After unsuccessfully attempting to collect the unpaid tax from Corp, IRS sent notices to the former Corp shareholders stating that, as transferees of Corp’s property, they were liable for its unpaid income tax for the year of the asset sale. IRS explained that it was recasting the transaction by which shareholders disposed of their shares in Corp as a liquidating distribution of all of Corp’s cash to its shareholders in redemption of its outstanding shares. The Tax Court agreed.

 

State Law and Transferee Status

The Court noted that the Code does not independently impose tax liability upon a transferee, but provides a procedure through which the IRS may collect unpaid taxes owed by the transferor of property from a transferee if an independent basis exists under applicable State law, or State equity principles, for holding the transferee liable for the transferor’s debts. Thus, State law determines the elements of liability, and the Code provides the remedy or procedure to be employed by the IRS to enforce that liability.

 

According to the Court, the IRS bears the burden of proving that the transferee is liable as a transferee of property of the taxpayer. A transferee’s liability for Federal taxes of the transferor of property, it said, includes any additions to tax, penalties, and interest that have been assessed with respect to the tax. Moreover, transferee liability is several, and the IRS is free to proceed against one or more of any number of potential transferees.

The question of whether a person or an entity is a “transferee” for purposes of the Code, the Court said, is separate from the question of whether the transfer was fraudulent for State law purposes; first, the IRS must establish that the target is a transferee within the meaning of the Code; second, it must establish the transferee’s liability under State law.

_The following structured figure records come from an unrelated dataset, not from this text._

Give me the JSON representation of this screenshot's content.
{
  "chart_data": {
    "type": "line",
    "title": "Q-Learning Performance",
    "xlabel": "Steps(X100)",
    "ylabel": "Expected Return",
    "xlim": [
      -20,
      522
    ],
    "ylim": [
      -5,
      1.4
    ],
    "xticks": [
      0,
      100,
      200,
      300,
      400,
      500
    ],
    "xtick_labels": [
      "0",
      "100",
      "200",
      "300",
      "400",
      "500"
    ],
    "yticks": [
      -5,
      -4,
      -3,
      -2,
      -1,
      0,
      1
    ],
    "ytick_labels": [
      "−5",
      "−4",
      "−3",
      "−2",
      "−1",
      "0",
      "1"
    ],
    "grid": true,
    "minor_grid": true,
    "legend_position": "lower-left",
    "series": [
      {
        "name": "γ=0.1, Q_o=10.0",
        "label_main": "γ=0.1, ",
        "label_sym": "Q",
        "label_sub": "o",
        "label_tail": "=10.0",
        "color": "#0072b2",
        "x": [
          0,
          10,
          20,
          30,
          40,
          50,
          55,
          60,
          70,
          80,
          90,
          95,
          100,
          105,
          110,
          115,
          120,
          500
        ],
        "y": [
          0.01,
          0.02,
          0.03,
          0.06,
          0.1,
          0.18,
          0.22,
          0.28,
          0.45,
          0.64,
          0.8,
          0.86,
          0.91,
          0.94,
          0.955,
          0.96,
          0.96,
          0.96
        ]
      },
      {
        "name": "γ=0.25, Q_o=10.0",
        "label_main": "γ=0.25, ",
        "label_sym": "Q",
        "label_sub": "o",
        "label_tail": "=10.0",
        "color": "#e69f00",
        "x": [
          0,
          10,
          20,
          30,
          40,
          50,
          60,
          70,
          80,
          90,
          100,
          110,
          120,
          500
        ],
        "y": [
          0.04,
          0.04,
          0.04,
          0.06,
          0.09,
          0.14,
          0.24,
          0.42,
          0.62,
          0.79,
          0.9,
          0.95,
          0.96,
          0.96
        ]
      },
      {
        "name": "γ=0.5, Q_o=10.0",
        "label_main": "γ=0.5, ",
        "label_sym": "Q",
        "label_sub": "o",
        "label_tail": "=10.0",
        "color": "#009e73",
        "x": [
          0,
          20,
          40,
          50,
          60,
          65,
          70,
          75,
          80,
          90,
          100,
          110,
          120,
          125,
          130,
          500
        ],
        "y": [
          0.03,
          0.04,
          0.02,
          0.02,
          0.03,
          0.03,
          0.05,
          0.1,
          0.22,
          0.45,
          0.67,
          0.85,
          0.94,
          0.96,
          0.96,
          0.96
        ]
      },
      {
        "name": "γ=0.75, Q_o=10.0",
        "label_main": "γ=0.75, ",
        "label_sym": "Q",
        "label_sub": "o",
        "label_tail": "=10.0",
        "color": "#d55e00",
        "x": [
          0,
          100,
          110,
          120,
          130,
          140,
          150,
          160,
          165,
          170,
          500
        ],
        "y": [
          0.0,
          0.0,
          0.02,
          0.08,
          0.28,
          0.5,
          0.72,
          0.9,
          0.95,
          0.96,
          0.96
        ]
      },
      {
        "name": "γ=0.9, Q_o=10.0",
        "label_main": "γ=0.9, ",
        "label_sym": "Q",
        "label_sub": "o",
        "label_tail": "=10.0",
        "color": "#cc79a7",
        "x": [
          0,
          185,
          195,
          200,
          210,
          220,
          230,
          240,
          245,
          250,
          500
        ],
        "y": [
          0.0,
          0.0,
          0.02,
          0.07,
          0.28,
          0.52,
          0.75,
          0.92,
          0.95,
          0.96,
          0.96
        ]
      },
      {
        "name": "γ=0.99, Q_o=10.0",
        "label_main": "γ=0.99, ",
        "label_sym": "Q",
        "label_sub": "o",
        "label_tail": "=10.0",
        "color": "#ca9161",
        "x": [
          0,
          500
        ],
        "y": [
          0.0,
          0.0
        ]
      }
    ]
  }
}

In reviewing the facts in light of the relevant State law, the Court found that Corp did not receive reasonably equivalent value on account of the transfer. It also agreed with the IRS that Corp became insolvent upon its transfer of all its cash (its only asset) to the trust account of Investor’s lawyer: “As its liabilities exceeded its assets (which were then zero) [Corp] was rendered insolvent immediately before petitioners purportedly sold their shares.”

The Court noted that Corp was not a going concern at the time of the stock transfer. It would, therefore, have been unreasonable at that time to believe that Corp could, from its business operations, satisfy its tax debt when that debt came due.

Consequently, the Court found that the transfer of Corp’s cash was fraudulent with respect to the IRS, within the meaning of State law, and that the IRS could recover a judgment under State law equal to the lesser of the value of the asset transferred or the amount necessary to satisfy its claim.

Having determined that the IRS was entitled to a judgment against the shareholders to satisfy a portion of its claim against Corp for its unpaid tax, the Court then determined that the shareholders were transferees within the meaning of the Code. The Court held: “[T]he [IRS] may proceed . . . against any ’transferee’ who is liable under state law for the debts of the transferor/taxpayer.”

The Court noted the expansive reading that has been given the term “transferee” under the Code. A person can be a transferee if he is an indirect transferee of property, a constructive recipient of property, or if he merely benefits in a substantial way from a transfer of property. The determinative factor is liability to the IRS for the tax debt of another (the transferor) under a State fraudulent conveyance or similar law.

Thus, the Court held, the shareholders were collectively liable to the IRS as Corp’s transferees within the meaning of the Code.

 Redux

There appears to be no limit to the variety of schemes in which taxpayers are willing to participate in order to avoid taxes that are properly owed. These schemes, however, do share some very important traits of which the taxpayers and their advisors must be aware: they involve multiple and complex steps, and their promised results are almost unbelievable. As the court in last week’s blog put it: “This should have called to mind the warning that ‘if something seems too good to be true, then it probably is.’ But alas, it did not.”